Temiz hava solumak gibi

Orada avukatlarımız Akın (Atalay) ve Bülent’i (Utku) görmek, aniden temiz hava solumak gibiydi. “Eskisinden daha sık görüşeceğiz” dedi Akın... Yanımdan Dilek’i aradı. “Eşyaları hazırla” dedi. Vedalaştık. Biri şoför koltuğunda 3 polisle yola çıktık. Hep gördüğüm şekilde arkada ortada değil, eli kelepçeli, başı bastırılıp arabaya sokulan değil, koluna girilen değil, gezmeye gider gibi.. Sıradan... Eyüp Hastanesi’ne gittik.

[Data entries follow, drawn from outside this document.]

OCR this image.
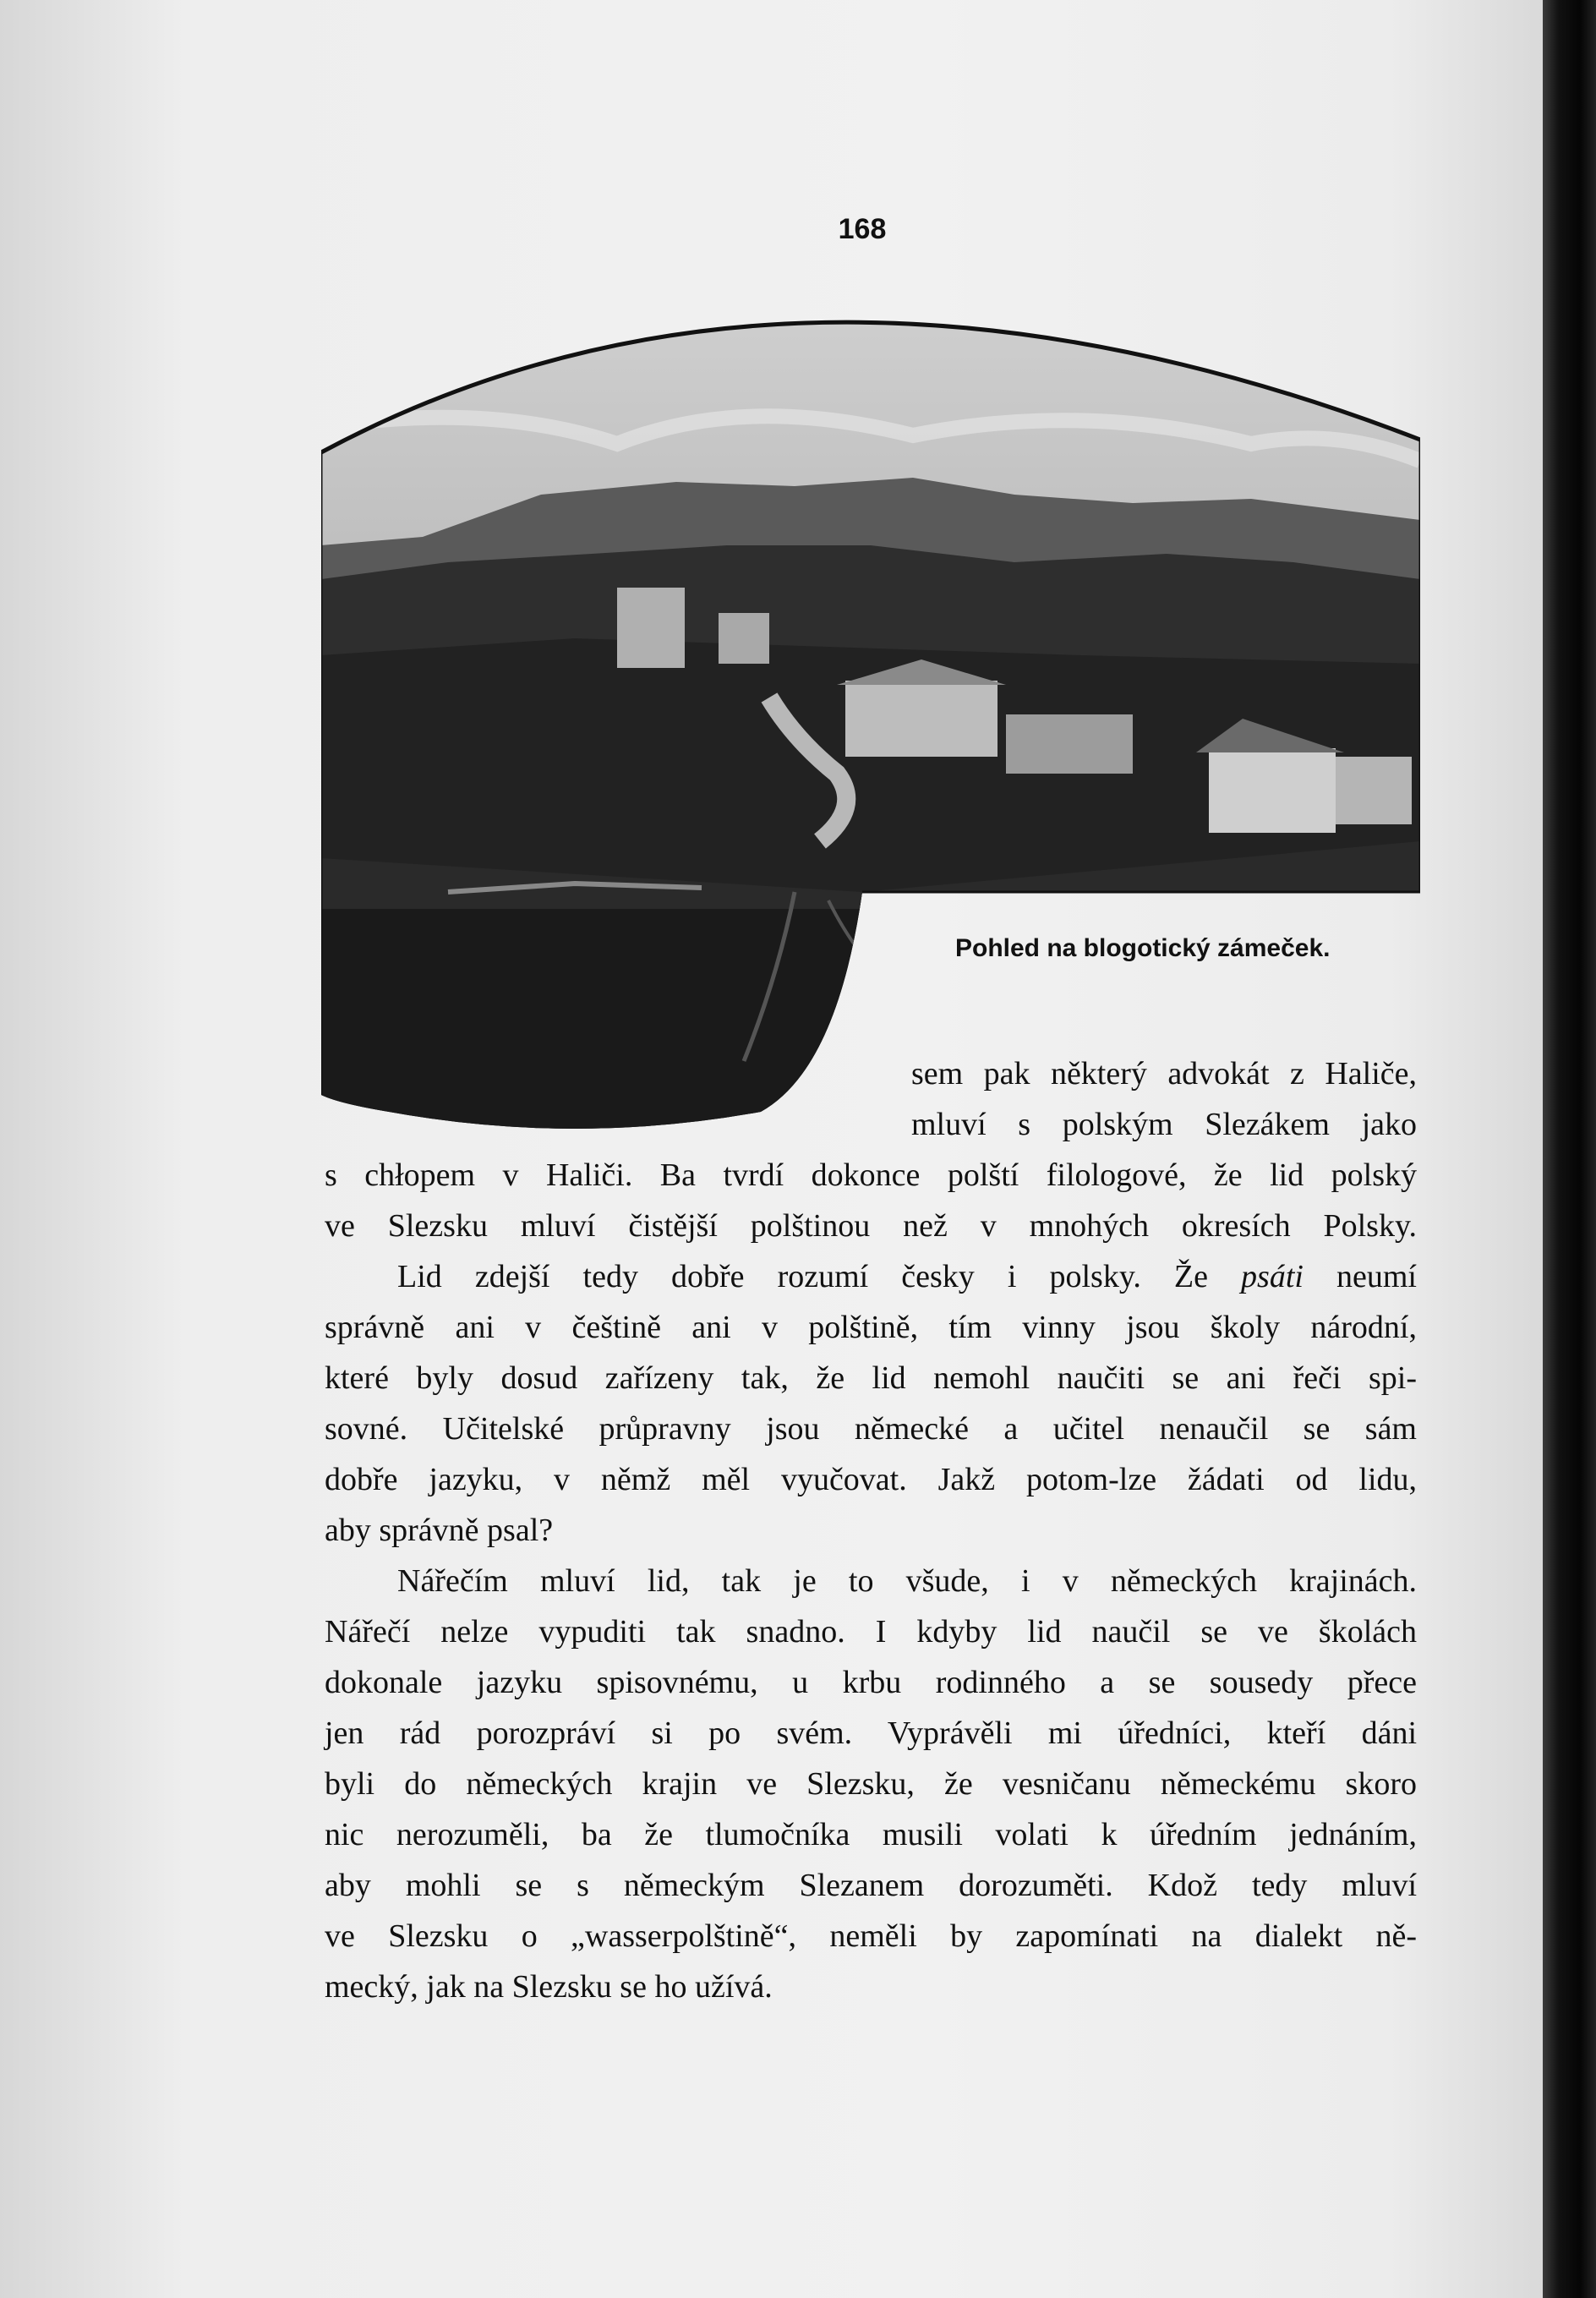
168
Pohled na blogotický zámeček.
sem pak některý advokát z Haliče,
mluví s polským Slezákem jako
s chłopem v Haliči. Ba tvrdí dokonce polští filologové, že lid polský
ve Slezsku mluví čistější polštinou než v mnohých okresích Polsky.
Lid zdejší tedy dobře rozumí česky i polsky. Že psáti neumí
správně ani v češtině ani v polštině, tím vinny jsou školy národní,
které byly dosud zařízeny tak, že lid nemohl naučiti se ani řeči spi-
sovné. Učitelské průpravny jsou německé a učitel nenaučil se sám
dobře jazyku, v němž měl vyučovat. Jakž potom-lze žádati od lidu,
aby správně psal?
Nářečím mluví lid, tak je to všude, i v německých krajinách.
Nářečí nelze vypuditi tak snadno. I kdyby lid naučil se ve školách
dokonale jazyku spisovnému, u krbu rodinného a se sousedy přece
jen rád porozpráví si po svém. Vyprávěli mi úředníci, kteří dáni
byli do německých krajin ve Slezsku, že vesničanu německému skoro
nic nerozuměli, ba že tlumočníka musili volati k úředním jednáním,
aby mohli se s německým Slezanem dorozuměti. Kdož tedy mluví
ve Slezsku o „wasserpolštině“, neměli by zapomínati na dialekt ně-
mecký, jak na Slezsku se ho užívá.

Yol her gün geçtiğim, gazetenin yolu... “Bitse” diye sabırsızlandığım yolu “bitmese” diye geçtim bu kez... Sabırla... “Hoş geldin sabır” diye mırıldandım içimden. Nicedir ihmal ettiğim bu kadim dostu selamlarken: “Artık bir süre birlikteyiz; telaş, dinlensin biraz...”

Doktorun şaşkınlığı

Hastane acil servisi yorgun, yılgın, solgun hastalarla dolu. Giriş kapısındaki küçük odada genç bir doktor, hayretle bakıyor yüzüme.... “Keşke cep telefonu olsaydı” diyor. Bu özel günden küçük bir fotoğraf karesi kalsaydı... Hatıra... “Darp var mı?” “Yok” “Tamam, tutmayalım sizi... Gidebilirsiniz”, yeniden yol. Yolda “Eğitimle ilgili bir yazınızı hatırlıyorum” sorusuyla açılan sohbet. Benim polislerle Reşit Galip’i, Atatürk’ün sofrasındaki ünlü çıkışını anlatışım, Rusya’yla savaş ihtimalini değerlendirişimiz... İhtiyaç molası Erdem’in “Polis dizisi ne kadar gerçekçi” sorusuyla ortamın yumuşaması. Ve orada... Parktan çıkan bir genç çiftin sevgi dolu bakışları... Bize yaklaşmaları... Polisin uzaklaştırma çabası içinde “Sizinleyiz, destekliyoruz” diye seslenmeleri... Gecenin ortasında yürek mühimmatı.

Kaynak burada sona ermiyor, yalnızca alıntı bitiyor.